How to setup linux permissions for the WWW folder?

Solution 1:

After more research it seems like another (possibly better way) to answer this would be to setup the www folder like so.

  1. sudo usermod -a -G developer user1 (add each user to developer group)
  2. sudo chgrp -R developer /var/www/ so that developers can work in there
  3. sudo chmod -R 2774 /var/www/ so that only developers can create/edit files (other/world can read)
  4. sudo chgrp -R www-data /var/www/ so that www-data (apache/nginx) can create uploads.

Since git runs as whatever user is calling it, then as long as the user is in the "developer" group they should be able to create folders, edit PHP files, and manage the git repository.

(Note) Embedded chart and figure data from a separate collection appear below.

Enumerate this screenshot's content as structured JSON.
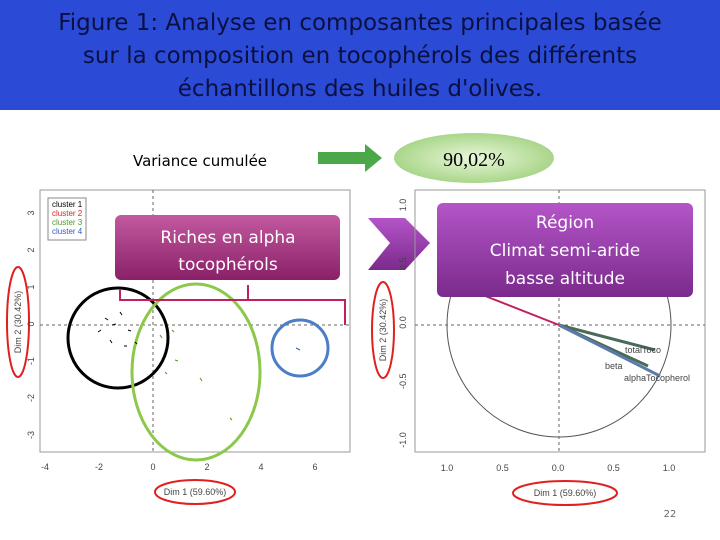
{
  "header": {
    "title": [
      "Figure 1: Analyse en composantes principales basée",
      "sur la composition en tocophérols des différents",
      "échantillons des huiles d'olives."
    ]
  },
  "variance": {
    "label": "Variance cumulée",
    "value": "90,02%"
  },
  "left_plot": {
    "callout": [
      "Riches en alpha",
      "tocophérols"
    ],
    "legend": [
      "cluster 1",
      "cluster 2",
      "cluster 3",
      "cluster 4"
    ],
    "y_axis_label": "Dim 2 (30.42%)",
    "x_axis_label": "Dim 1 (59.60%)",
    "yticks": [
      "3",
      "2",
      "1",
      "0",
      "-1",
      "-2",
      "-3"
    ],
    "xticks": [
      "-4",
      "-2",
      "0",
      "2",
      "4",
      "6"
    ]
  },
  "right_plot": {
    "callout": [
      "Région",
      "Climat semi-aride",
      "basse altitude"
    ],
    "y_axis_label": "Dim 2 (30.42%)",
    "x_axis_label": "Dim 1 (59.60%)",
    "yticks": [
      "1.0",
      "0.5",
      "0.0",
      "-0.5",
      "-1.0"
    ],
    "xticks": [
      "1.0",
      "0.5",
      "0.0",
      "0.5",
      "1.0"
    ],
    "vectors": [
      "totalToco",
      "beta",
      "alphaTocopherol"
    ]
  },
  "page_number": "22"
}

Note: In step (3): '2' in 2774 means to 'set Group ID' for the directory. This causes new files and sub directories created within it to inherit the group ID of the parent directory (instead of the primary group of the user) Reference:

Solution 2:

I'm not sure whether it's "right", but here's what I do on my server:

  • /var/www contains a folder for each website.
  • Each website has a designated owner, which is set as the owner of all files and folders in the website's directory.
  • All of the users that maintain the website are put into a group for the website.
  • This group is set as the group owner of all files and folders in the directory.
  • Any files or folders that need to be written by the webserver (ie. PHP) have their owner changed to www-data, the user that apache runs under.

Keep in mind that you should have the execute bit enabled on directories so that you can list the contents.

Solution 3:

After doing more research it seems that git/svn TOOLS are NOT a problem since they run as whatever user is using them. (However, the git/svn daemons are a different matter!) Everything I created/cloned with git had my permissions and the git tool was listed in /usr/bin which fits this thesis.

Git permissions solved.

User permissions seems to be solvable by adding all users that need access to the www directory to the www-data group that apache (and nginx) run as.

So it seems that one answer to this question goes like this:

By default /var/www is owned by root:root and no one can add or changes files there.

1) Change group owner

First we need to change the www directory group to be owned by "www-data" instead of "root" group

sudo chgrp -R www-data /var/www

2) Add users to www-data

Then we need to add the current user (and anyone else) to the www-data group

sudo usermod -a -G www-data demousername

3) CHMOD www directory

Change the permissions so that ONLY the owner (root) and all users in the group "www-data" can rwx (read/write/execute) files and directories (no one else should even be able to access it).

sudo chmod -R 2770 /var/www

Now all files and directories created by any user that has access (i.e. in the "www-data" group) will be readable/writable by apache and hence php.

Is this correct? What about files that PHP/Ruby create - can the www-data users access them?

Solution 4:

Stickiness is not permissions inheritance. Stickiness on a directory means that only the owner of a file, or the directory owner, can rename or delete that file in the directory, despite the permissions saying otherwise. Thus 1777 on /tmp/.

In classical Unix, there is no permissions inheritance based on the file-system, only on the current process' umask. On *BSD, or Linux with setgid on the directory, the group field of newly created files will be set to the same as that of the parent directory. For anything more, you need to look into ACLs, with the 'default' ACL on directories, which do let you have inherited permissions.

You should start by defining: * what users have access to the system * what your threat model is

For instance, if you're doing web hosting with multiple customers and you don't want them seeing each others files, then you might use a common group "webcusts" for all those users and a directory mode of 0705. Then files served by the webserver process (not in "webcusts") will see the Other perms and be allowed; customers can't see each others files and the users can mess with their own files. However, this does mean that the moment you allow CGI or PHP you have to make sure that the processes run as the specific user (good practice anyway, for multiple-users-on-one-host, for accountability). Otherwise, customers could mess with each others' files by having a CGI do so.

However, if the run-time user for a website is the same as the owner of the website, then you do have issues with not being able to protect content from abusers in the case of a security hole in the script. Which is where dedicated hosts win, so that you can have a run-time user distinct from the static content owner and not have to worry so much about interaction with other users.

Solution 5:

I do believe that the best way to do this is using Posix ACLs. They are comfortable to work with and offer all the functionality you need.